India Finance

India's Oil Shock: Rupee at Record Low, Rate Hike Risk Builds as Brent Holds Above $100

The Central Problem: An Oil Shock With No Easy Exit

India’s financial markets are being squeezed from multiple directions simultaneously. Brent crude has traded above $100 per barrel since a Hormuz Strait crisis erupted in late February 2026, hitting $106.18 on May 15. For a country that imports roughly 85% of its oil, this is a structural stress test — not just a market blip.

The government blinked on May 15, announcing a ₹3 per litre hike in petrol and diesel prices, the first such move in over a year. The move was unavoidable: oil marketing companies (OMCs) were absorbing mounting under-recoveries on every litre sold at controlled prices.


The Rupee: Asia’s Worst Performer in 2026

The Indian rupee touched an all-time intraday low of ₹95.96 per US dollar on May 14, and was trading around ₹95.80/$ on May 15. Year-to-date, the rupee has fallen over 6%, making it the worst-performing currency in Asia in calendar year 2026.

The RBI has been intervening in forex markets to cushion the fall, but its room to absorb dollar demand from oil importers is finite. Emkay Global warned this week that if crude stays at $100–110/barrel, India may need a combination of:

  • Monetary tightening (rate hikes)
  • Restrictions on outward remittances
  • Capital flow management measures
  • Direct currency intervention

Separately, the government raised gold and silver import duties to 15% from 6% to curb non-essential dollar outflows.


RBI: Rate Cut Cycle Reversal on the Table

The RBI had cut rates in late 2025 amid benign inflation, bringing the repo rate to 5.25% by December 2025. The April 2026 MPC meeting held rates unchanged with a neutral stance.

But MPC minutes released this week struck a sharply hawkish tone. A rate hike at the June 5, 2026 monetary policy review is now described as “increasingly inevitable” if:

  • May CPI data accelerates materially from April’s 3.48% print
  • OMC balance sheet strain from under-recoveries intensifies
  • Crude prices remain at or above $100/barrel

Analysts at Business Standard estimate the fuel price hike alone could push FY27 CPI to 5%, with a peak of 5.2% in Q3 FY27 — well above the RBI’s 4% target midpoint.


Equity Markets: Fragile Rally, High Valuation Risk

Sensex closed near 75,399 and Nifty 50 at 23,689 on May 14, recovering modestly from a sharp 770-point Sensex drop earlier in the week. Markets are tracking the Trump-Xi summit in Beijing (May 13–15) for any de-escalation signals on global trade and energy flows.

Sector divergence is notable:

  • Gainers: Nifty Pharma, Healthcare, and Metals (+2% to +3%) — pharma benefits from export demand, metals from OMC adjacency
  • Laggard: Nifty IT closed in the red, pressured by global risk-off and rupee uncertainty

Valuation concern is real. Nifty is trading at 19.1x FY27 earnings, and Emkay warns that in a prolonged energy crisis scenario, the index could fall to 21,000 — roughly 12.4% below its long-term average P/E multiple.

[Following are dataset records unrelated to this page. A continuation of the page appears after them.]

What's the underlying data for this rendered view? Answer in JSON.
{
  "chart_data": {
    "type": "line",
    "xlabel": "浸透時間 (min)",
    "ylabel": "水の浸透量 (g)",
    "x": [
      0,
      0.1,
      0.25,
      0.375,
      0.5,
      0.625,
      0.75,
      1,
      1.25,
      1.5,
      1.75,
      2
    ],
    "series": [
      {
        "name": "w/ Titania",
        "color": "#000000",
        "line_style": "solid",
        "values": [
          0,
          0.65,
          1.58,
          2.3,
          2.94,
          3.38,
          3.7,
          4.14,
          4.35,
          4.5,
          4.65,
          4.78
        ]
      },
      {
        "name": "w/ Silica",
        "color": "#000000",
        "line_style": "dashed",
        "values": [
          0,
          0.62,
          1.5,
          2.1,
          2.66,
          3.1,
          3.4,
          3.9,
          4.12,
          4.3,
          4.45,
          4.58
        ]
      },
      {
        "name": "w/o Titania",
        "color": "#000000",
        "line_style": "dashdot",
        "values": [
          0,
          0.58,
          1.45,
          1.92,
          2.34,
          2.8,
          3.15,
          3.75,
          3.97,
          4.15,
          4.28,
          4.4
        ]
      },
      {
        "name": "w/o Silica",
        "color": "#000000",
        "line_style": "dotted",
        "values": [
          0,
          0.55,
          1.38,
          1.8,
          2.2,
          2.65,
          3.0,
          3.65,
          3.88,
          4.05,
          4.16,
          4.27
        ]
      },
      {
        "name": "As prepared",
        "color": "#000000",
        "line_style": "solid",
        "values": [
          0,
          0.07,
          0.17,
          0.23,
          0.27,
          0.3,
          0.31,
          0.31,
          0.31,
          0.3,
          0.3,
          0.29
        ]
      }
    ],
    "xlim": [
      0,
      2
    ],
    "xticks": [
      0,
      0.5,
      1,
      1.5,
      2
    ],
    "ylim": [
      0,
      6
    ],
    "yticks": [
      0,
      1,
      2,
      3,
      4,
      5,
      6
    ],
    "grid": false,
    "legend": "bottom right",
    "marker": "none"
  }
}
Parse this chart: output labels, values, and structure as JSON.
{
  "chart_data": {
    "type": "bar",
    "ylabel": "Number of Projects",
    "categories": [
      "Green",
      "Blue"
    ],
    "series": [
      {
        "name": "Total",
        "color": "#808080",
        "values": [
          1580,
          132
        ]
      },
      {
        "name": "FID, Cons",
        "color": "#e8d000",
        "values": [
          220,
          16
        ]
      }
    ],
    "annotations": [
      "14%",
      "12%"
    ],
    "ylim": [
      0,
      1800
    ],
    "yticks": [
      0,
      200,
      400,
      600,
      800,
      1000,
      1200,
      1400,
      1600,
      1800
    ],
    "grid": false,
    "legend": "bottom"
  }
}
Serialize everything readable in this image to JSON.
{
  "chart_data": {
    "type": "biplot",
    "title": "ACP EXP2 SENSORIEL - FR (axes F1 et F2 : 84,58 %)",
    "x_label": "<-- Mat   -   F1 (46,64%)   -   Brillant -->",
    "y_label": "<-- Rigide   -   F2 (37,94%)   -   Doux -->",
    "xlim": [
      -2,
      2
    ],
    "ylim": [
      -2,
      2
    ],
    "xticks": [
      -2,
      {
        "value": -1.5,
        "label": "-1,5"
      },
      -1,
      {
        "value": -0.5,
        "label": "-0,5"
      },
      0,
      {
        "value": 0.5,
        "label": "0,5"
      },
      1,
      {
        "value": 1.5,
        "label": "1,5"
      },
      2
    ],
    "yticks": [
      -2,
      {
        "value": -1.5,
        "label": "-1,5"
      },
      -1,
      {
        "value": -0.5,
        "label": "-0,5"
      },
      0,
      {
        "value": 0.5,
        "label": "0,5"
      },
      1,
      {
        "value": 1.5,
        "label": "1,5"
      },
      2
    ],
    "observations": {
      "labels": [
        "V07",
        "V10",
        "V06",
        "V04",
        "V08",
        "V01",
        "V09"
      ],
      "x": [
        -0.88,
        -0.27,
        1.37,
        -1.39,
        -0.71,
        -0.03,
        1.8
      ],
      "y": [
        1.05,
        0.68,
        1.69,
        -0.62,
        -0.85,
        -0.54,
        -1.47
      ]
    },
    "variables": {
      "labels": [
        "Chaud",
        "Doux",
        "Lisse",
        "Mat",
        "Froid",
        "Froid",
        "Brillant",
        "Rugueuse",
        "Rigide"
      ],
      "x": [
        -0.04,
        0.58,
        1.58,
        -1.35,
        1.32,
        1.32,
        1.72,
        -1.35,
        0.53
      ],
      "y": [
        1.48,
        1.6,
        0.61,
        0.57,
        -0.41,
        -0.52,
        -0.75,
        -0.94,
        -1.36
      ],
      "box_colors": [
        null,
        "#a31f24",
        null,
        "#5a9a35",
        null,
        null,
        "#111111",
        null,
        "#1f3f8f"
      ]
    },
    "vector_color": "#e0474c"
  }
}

FII Outflows: A ₹2.2 Trillion Exodus

Foreign Portfolio Investors (FPIs) have net sold ₹2.2 trillion in Indian equities in 2026 through May 14 — on top of ₹1.66 trillion in net selling during all of FY25. The causes are interconnected: rupee weakness makes India-denominated returns less attractive in dollar terms, which triggers more selling, which weakens the rupee further.

Domestic institutional investors (DIIs) have provided partial support, but the volume of sustained FPI exit is a significant drag on market sentiment.


Macro Baseline: Strong FY26, Cloudy FY27

India’s GDP grew at 7.6% in FY26, a robust headline number. But the RBI’s own FY27 forecast is 6.9%, and the current oil-rupee spiral adds downside risk to even that figure. The April CPI at 3.48% was the last comfortable reading — the trajectory from here points sharply upward.

The June 5 MPC meeting is the clearest near-term inflection point. A rate hike there would mark the end of India’s brief easing cycle and signal that managing inflation — not stimulating growth — is the RBI’s priority for the remainder of FY27.